A common alternative \ supplement to this — is to look for data the model had a hard time with (hard example mining) in order to reduce the influence of these bad examples and refocus the model.

Trash Bins

What we have found is that trash bins supercharge this tedious effort.

Trash Bins are explicit classes of mistake prototypes that the model performs most often.

By explicitly annotating common mistakes, even if the model didn’t make an error in a particular datapoint — we can leverage one of the core characteristics listed above to drastically improve the model with minimum effort. Remember — it’s not just data quantity. It’s the quality.

So by explicitly teaching the model (hopefully) well-defined mistake classes, we can:

  1. Give it way more examples from our existing data without much work, additional inference …etc (Almost every image has the potential to be confused / miss inferred).
  2. We provide the model with a much denser information stream (rather than it having to implicitly learn what potential mistakes are lurking).
  3. We counter the very small (but very problematic) signal that bad gt labels produce since we create a much stronger alternative signal for the model to generalize to in those cases.

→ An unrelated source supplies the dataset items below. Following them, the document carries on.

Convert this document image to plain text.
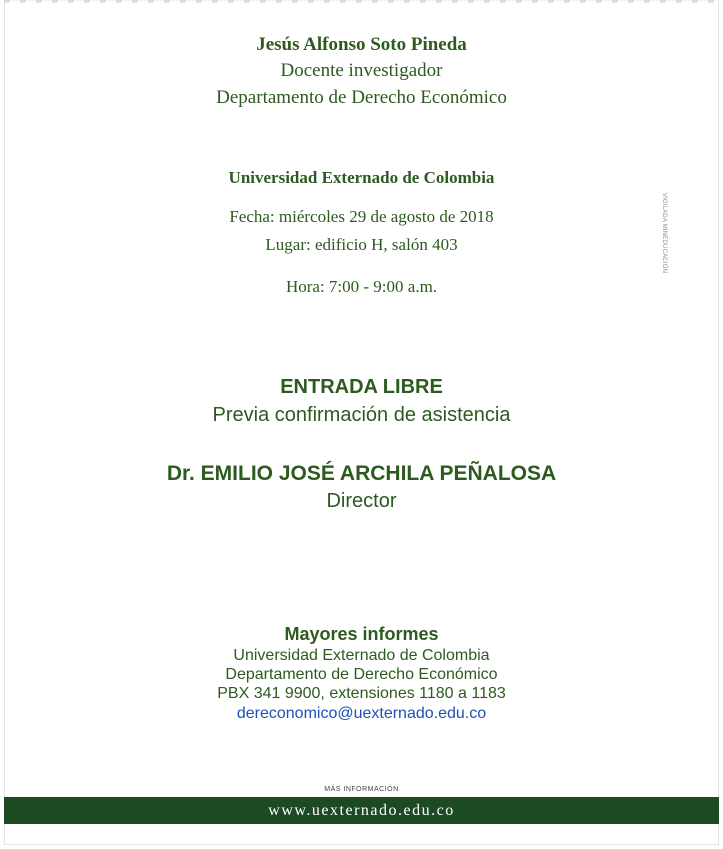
Jesús Alfonso Soto Pineda
Docente investigador
Departamento de Derecho Económico
Universidad Externado de Colombia
Fecha: miércoles 29 de agosto de 2018
Lugar: edificio H, salón 403
Hora: 7:00 - 9:00 a.m.
VIGILADA MINEDUCACIÓN
ENTRADA LIBRE
Previa confirmación de asistencia
Dr. EMILIO JOSÉ ARCHILA PEÑALOSA
Director
Mayores informes
Universidad Externado de Colombia
Departamento de Derecho Económico
PBX 341 9900, extensiones 1180 a 1183
dereconomico@uexternado.edu.co
MÁS INFORMACIÓN
www.uexternado.edu.co
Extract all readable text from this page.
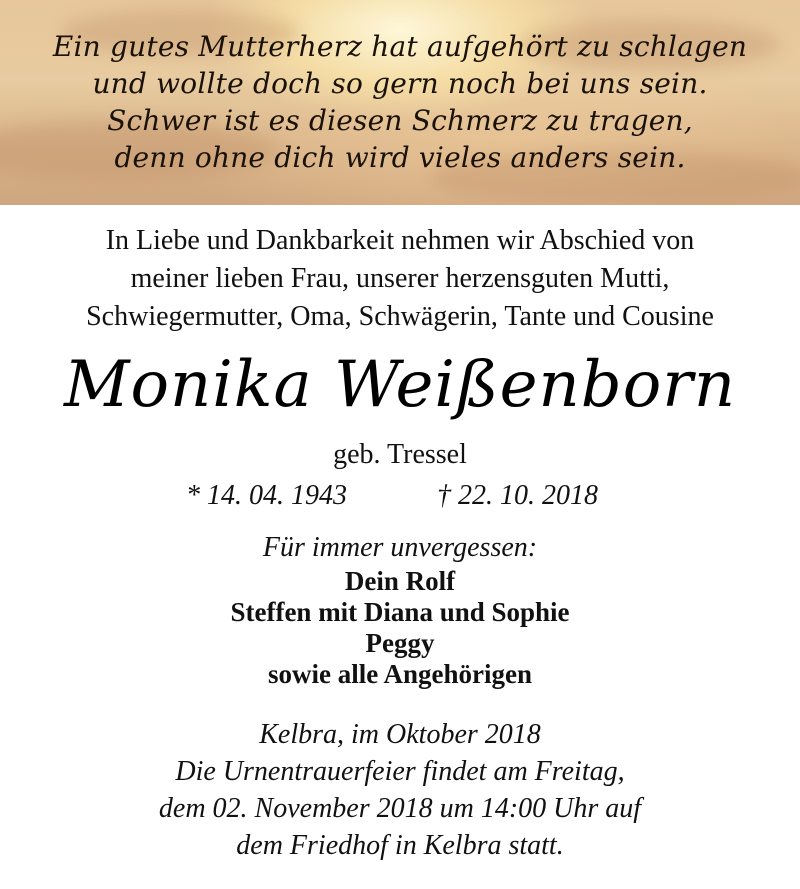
Ein gutes Mutterherz hat aufgehört zu schlagen
und wollte doch so gern noch bei uns sein.
Schwer ist es diesen Schmerz zu tragen,
denn ohne dich wird vieles anders sein.
In Liebe und Dankbarkeit nehmen wir Abschied von
meiner lieben Frau, unserer herzensguten Mutti,
Schwiegermutter, Oma, Schwägerin, Tante und Cousine
Monika Weißenborn
geb. Tressel
* 14. 04. 1943	† 22. 10. 2018
Für immer unvergessen:
Dein Rolf
Steffen mit Diana und Sophie
Peggy
sowie alle Angehörigen
Kelbra, im Oktober 2018
Die Urnentrauerfeier findet am Freitag,
dem 02. November 2018 um 14:00 Uhr auf
dem Friedhof in Kelbra statt.
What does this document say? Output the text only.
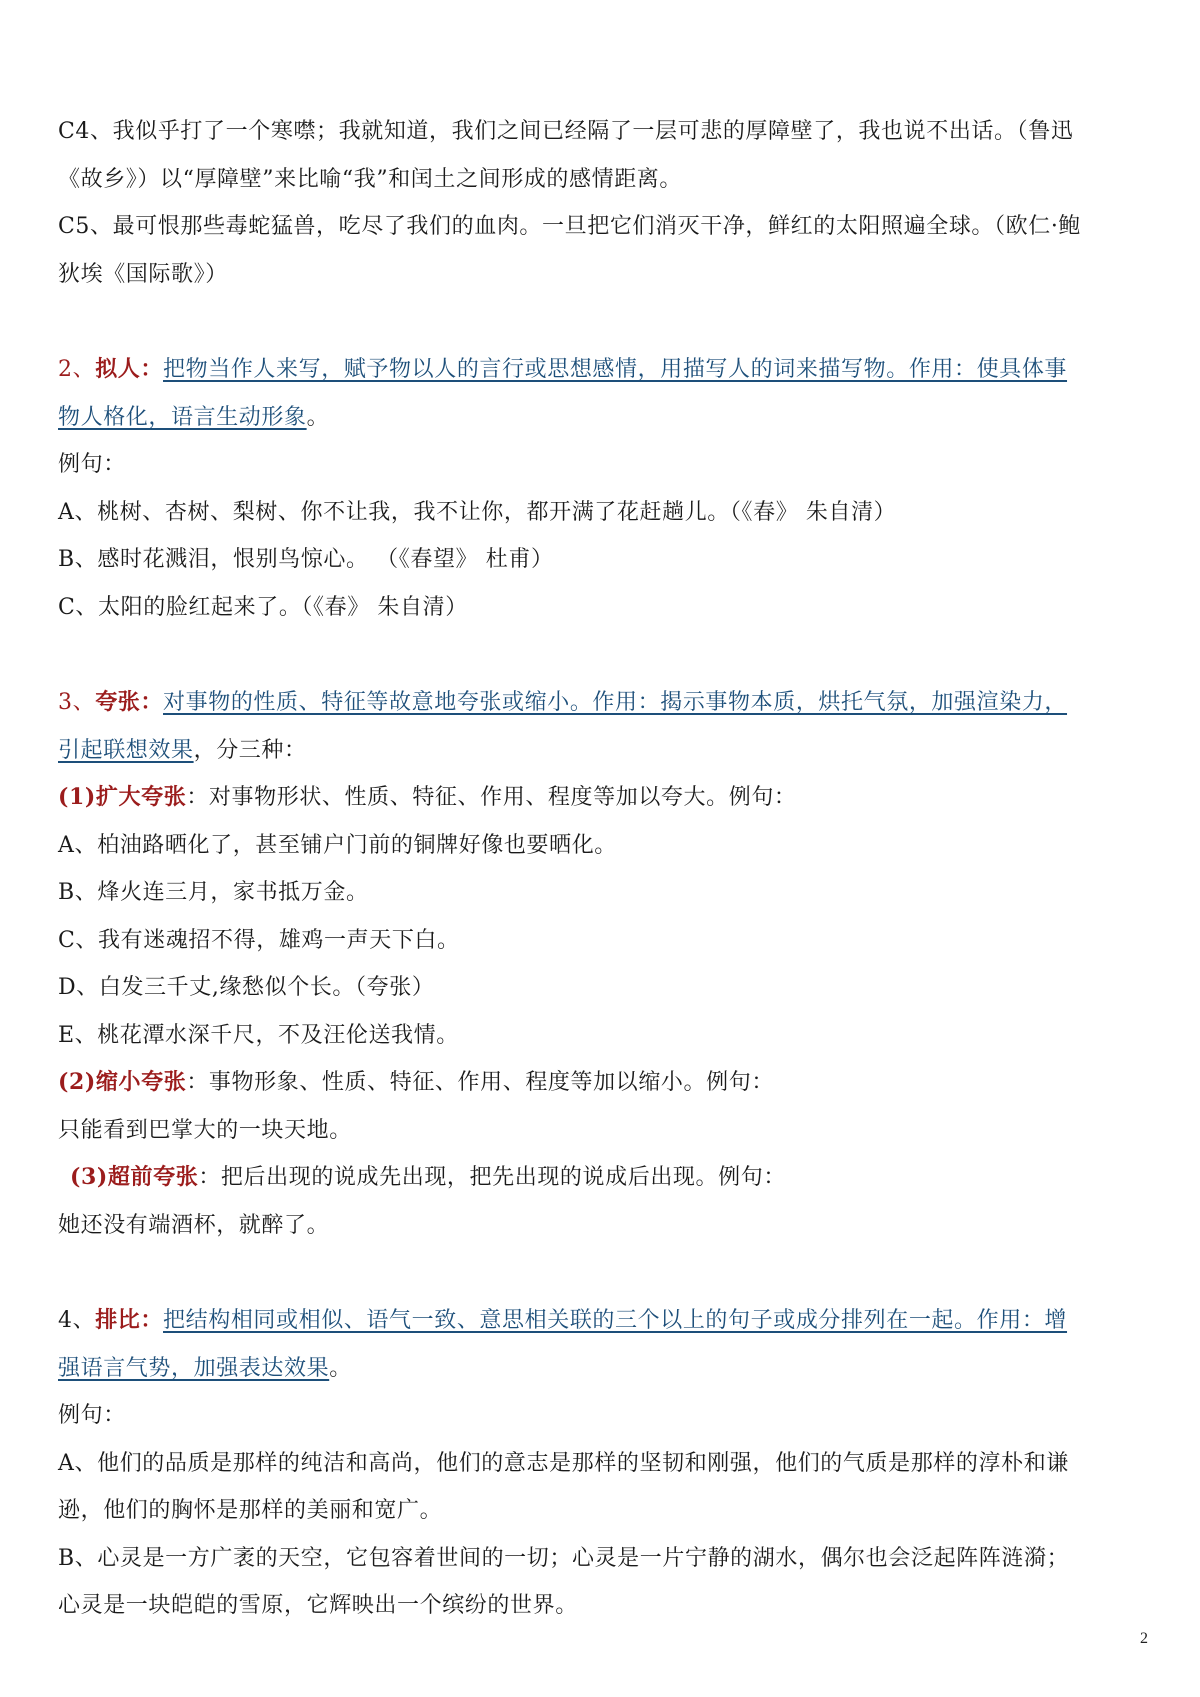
C4、我似乎打了一个寒噤；我就知道，我们之间已经隔了一层可悲的厚障壁了，我也说不出话。（鲁迅
《故乡》）以“厚障壁”来比喻“我”和闰土之间形成的感情距离。
C5、最可恨那些毒蛇猛兽，吃尽了我们的血肉。一旦把它们消灭干净，鲜红的太阳照遍全球。（欧仁·鲍
狄埃《国际歌》）
2、拟人：把物当作人来写，赋予物以人的言行或思想感情，用描写人的词来描写物。作用：使具体事
物人格化，语言生动形象。
例句：
A、桃树、杏树、梨树、你不让我，我不让你，都开满了花赶趟儿。（《春》 朱自清）
B、感时花溅泪，恨别鸟惊心。 （《春望》 杜甫）
C、太阳的脸红起来了。（《春》 朱自清）
3、夸张：对事物的性质、特征等故意地夸张或缩小。作用：揭示事物本质，烘托气氛，加强渲染力，
引起联想效果，分三种：
(1)扩大夸张：对事物形状、性质、特征、作用、程度等加以夸大。例句：
A、柏油路晒化了，甚至铺户门前的铜牌好像也要晒化。
B、烽火连三月，家书抵万金。
C、我有迷魂招不得，雄鸡一声天下白。
D、白发三千丈,缘愁似个长。（夸张）
E、桃花潭水深千尺，不及汪伦送我情。
(2)缩小夸张：事物形象、性质、特征、作用、程度等加以缩小。例句：
只能看到巴掌大的一块天地。
(3)超前夸张：把后出现的说成先出现，把先出现的说成后出现。例句：
她还没有端酒杯，就醉了。
4、排比：把结构相同或相似、语气一致、意思相关联的三个以上的句子或成分排列在一起。作用：增
强语言气势，加强表达效果。
例句：
A、他们的品质是那样的纯洁和高尚，他们的意志是那样的坚韧和刚强，他们的气质是那样的淳朴和谦
逊，他们的胸怀是那样的美丽和宽广。
B、心灵是一方广袤的天空，它包容着世间的一切；心灵是一片宁静的湖水，偶尔也会泛起阵阵涟漪；
心灵是一块皑皑的雪原，它辉映出一个缤纷的世界。
2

Our implementation was super simple.

  1. Train a baseline model.
  2. Review the model results.
  3. Group the model’s false predictions into 5–10 common issues (trash bins).
  4. Run a small subset of the images through annotation with these trash bin labels.
  5. Retrain the model while adding these new classes.
  • In our case we were using segmentation maps — so we could add these classes directly to our segmentation model (with some simple logic to deal with overlaps …etc).
  • If you are using classification — you can use a multi-label approach or a second classifier for example.

Result: The model’s false alarm rate dropped by a drastic amount.

Naturally, once your model has learned what these mistakes may look like you have a much more direct way to do hard example mining as well as identify your incorrect GT labels.